Abençoe, senhor, tudo que dói em nós, indispensável. As tardes despenteadas em
Grumari, as lágrimas do homem que me amou e nunca disse, o negro agonizante sob
o sol narcísico de Ipanema, as crianças que tão cedo me deixaram farta de
lágrimas e leite, o eco esquivo de Frederico, sinais de musgo. Abençoe as
escarpas da minha vida enquanto desenterro estas palavras — o carmim destas
palavras — com as lascas afiadas da dor. Sonho piscinas, atraída pelas
labaredas. Preciso dormir bem dentro das suas asas enormes, pai.
CENA ÍNTIMA
Outubro termina a bordo de um ventinho de cambraias, perfeito para cílios e
lábios. Ainda há borboletas soprando o véu da primavera. Do
outro lado da rua, através dos brincos-de-princesa na treliça que contorna a
varanda, posso sentir o coração de um sabiá pulsar ao
compasso solitário de um assobio. A luz da tarde anuncia subitamente escuros,
abafa-se, e logo a tempestade cai, despenteando o cenário com raios esplêndidos.
Cai estrondosa e se vai, deixando a tarde fresca e perfumada. Nos intervalos
entre gotas tardias, pesco um
sentimento ímpar de plenitude. Mosaicos de folhas e galhos repousam no asfalto
cravejado de granizos.
ROMBOS
La femme
n'existe pas. (J. Lacan)
Marta é tão delicada que escolheu deixar saudades. Lia comprou palmeiras e
depois cadê varanda? Virgínia engoliu parafusos, sentindo
a falta dos seus. Lídia aboliu o sexo e agora só vai de ópera e dieta à base de
aipo. Silvia trocará as cortinas e as próteses mamárias.
Dulce deixou a análise e mandou o fulaninho, de carrinho, enfim, às favas. Vilma
atravessa os domingos nadando em champanhe e ciúme.

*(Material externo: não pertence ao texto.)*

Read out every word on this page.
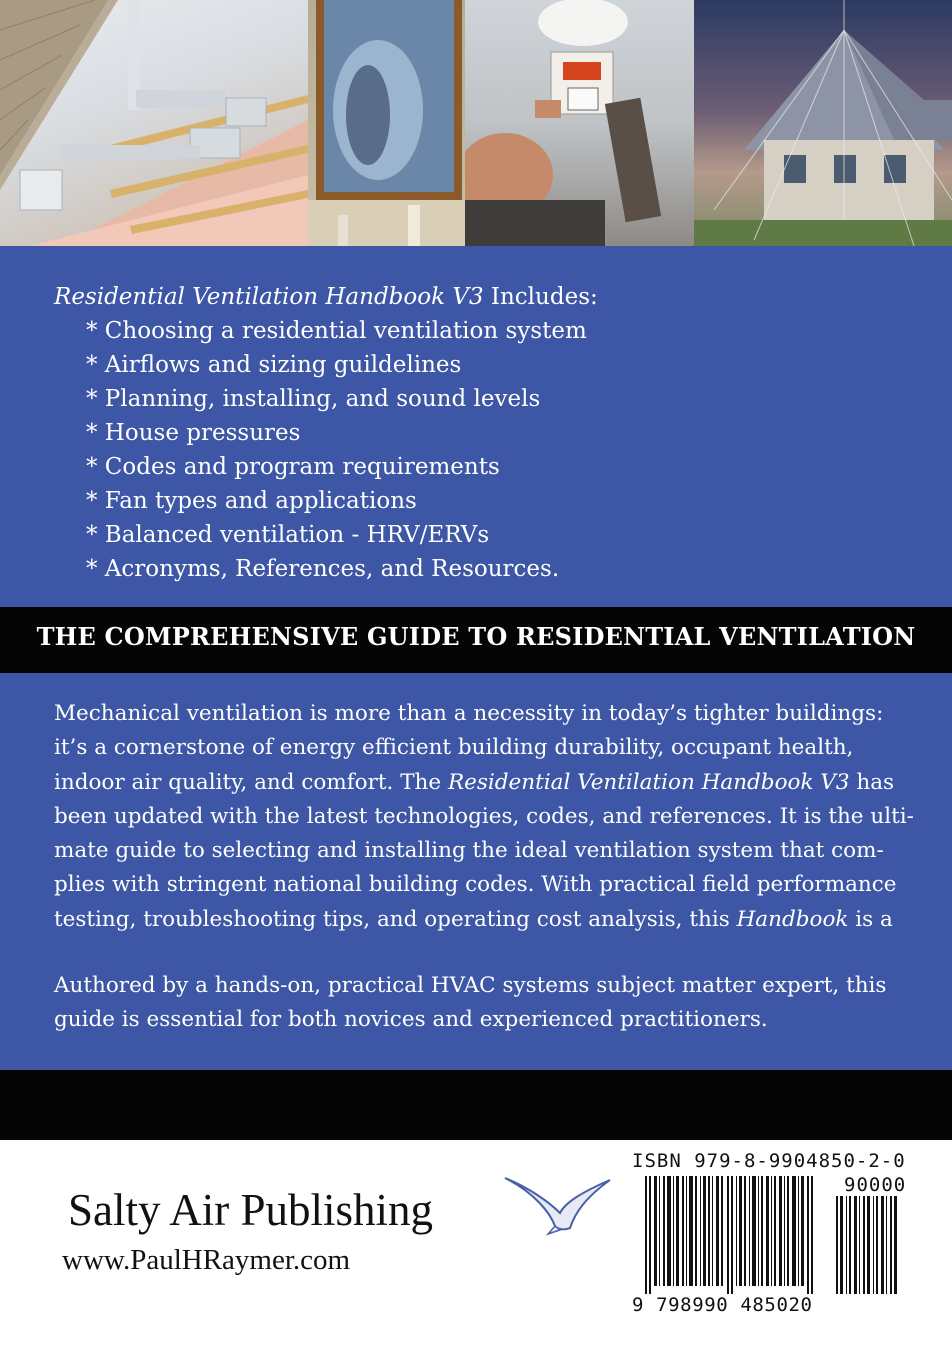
Residential Ventilation Handbook V3 Includes:
* Choosing a residential ventilation system
* Airflows and sizing guildelines
* Planning, installing, and sound levels
* House pressures
* Codes and program requirements
* Fan types and applications
* Balanced ventilation - HRV/ERVs
* Acronyms, References, and Resources.
THE COMPREHENSIVE GUIDE TO RESIDENTIAL VENTILATION
Mechanical ventilation is more than a necessity in today’s tighter buildings:
it’s a cornerstone of energy efficient building durability, occupant health,
indoor air quality, and comfort. The Residential Ventilation Handbook V3 has
been updated with the latest technologies, codes, and references. It is the ulti-
mate guide to selecting and installing the ideal ventilation system that com-
plies with stringent national building codes. With practical field performance
testing, troubleshooting tips, and operating cost analysis, this Handbook is a
Authored by a hands-on, practical HVAC systems subject matter expert, this
guide is essential for both novices and experienced practitioners.
Salty Air Publishing
www.PaulHRaymer.com
ISBN 979-8-9904850-2-0
90000
9 798990 485020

Suzana amou sem reservas e casou-se com o bandido. Clarice fechou-se em copas
quando a mãe foi fazer ginástica. Paula se faz de artista,
mas é mesmo uma mimada. Sílvia ensaiou tanto o tapa que desmilingüiu-se em
beijos. Marilena era cretina, só mandava bem no
papo. Laís fez o que não pôde pra salvar o casamento. Eulália queimou suas
cartas mas guardou os envelopes. Clara sonha com Veneza enquanto devora
suspiros. Renata nem pensa em ter filhos, apesar do alto salário. Norma diz que
se mata caso o cachorro só lata. Rita rendeu-se ao gringo, agora que ficou
surda.
RETORNO
Gastei toda aquarela, recolhida. Silêncio de barcos acidentados, fruta madura
espatifando-se na terra. Colhi no ventre da treva estas
palavras tocando-as devagar, com medo de que por trás de suas faces frescas me
aguardasse uma emboscada. Sei pelo avesso suas formas
conturbadas, atormentam-me seus abismos híbridos. Vê-las pulsando salva-me da
lábia estofada cotidiana, mas também me expõe à rude dimensão da liberdade e seu
preço poucas vezes raso. Cintila a pedra noturna dos meus olhos nos seus olhos,
sei que posso atravessá-los num sopro. Após tantas águas fugidias, o refluxo. As
portas batem, como nos dias arejados.
VELEIROS BRANCOS
Alheia confiro a curva bem feita dos meus pés
minhas coxas que guardam o último sol
onde se encontram
A lua acena veleiros brancos
beijando a janela escancarada
Faz muito calor por aqui
faz calor nas dunas do meu corpo
que sei, pressentes
como pressinto a delicada febre das tuas mãos
No umbigo da noite destilo vapores
lavanda e mirra para que me queiras
tanto
e temas quase nada
No teu silêncio de homem
sinto que vislumbras minhas veredas
Assim permaneço recostada
os travesseiros de pluma afagando o dorso
e te quero dessa forma inescrutável
entre o tesão e a perplexidade.
HÁ
Os que só tragam com filtro. Os que conduzem a dança. Os de papo requentado. Os
que espalham o conflito. Os grosseiros de foulard. Os que fazem as cutículas. Os
que têm presas no olhar. Os prósperos despreparados. Os que vão lamber o limbo.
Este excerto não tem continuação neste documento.